The reality of the efforts to exterminate Jewish and other peoples in Nazi Germany during World War II is questioned and denied by a range of groups supported by revisionist historians.
Denial of the Holocaust has grown more widespread, especially among extremist right wing and neo-Nazi groups.
The insistence on documentary proof discounts the emotional testimony of survivors and legitimizes the arguments of revisionists who then become the point of reference for future debate on the matter.
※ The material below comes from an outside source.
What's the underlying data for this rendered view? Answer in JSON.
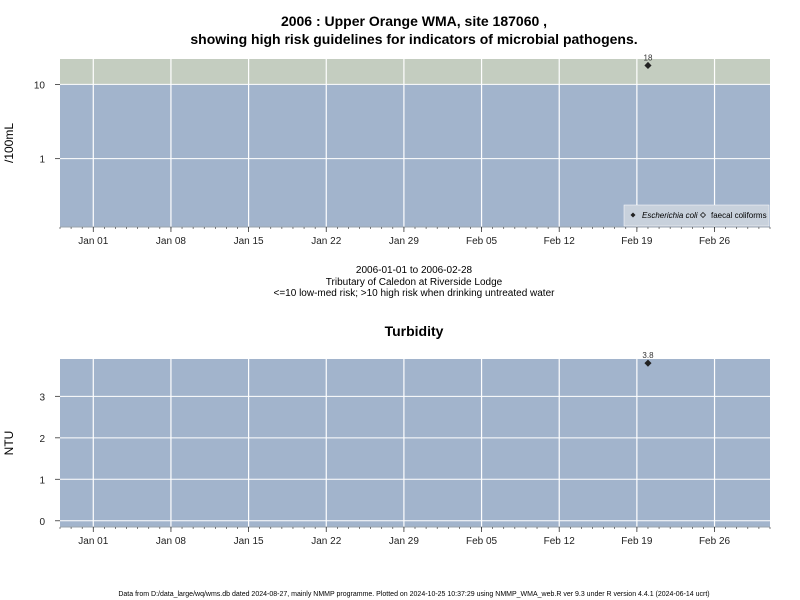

Since the end of World War II, the story of the Holocaust has been presented numerous times in courtrooms in many countries. In the Nuremberg trials, the subject was raised as a war crime, crime against humanity and genocide. The Holocaust was brought up again in trials of individual war criminals such as Hans Frank in Poland and Dieter Wisliceny in Czechoslovakia. The Jewish tragedy emerged in each of these trials as part of a larger story and in the context of the narrative of the Second World War and the German occupation of the countries in which the trials took place. It was during the Eichmann trial in Jerusalem in 1961, however, that a much fuller account of the Jewish catastrophe was revealed. Indeed, one of the goals of the trial was to present a comprehensive recounting of the Holocaust in the context of Jewish history, Nazi antisemitism and the war. Following the Eichmann trial, and in many respects under its impact, many trials of Nazi perpetrators took place in Germany, such as the Auschwitz trials in the 1960s, the Einsatzgruppen trials and others.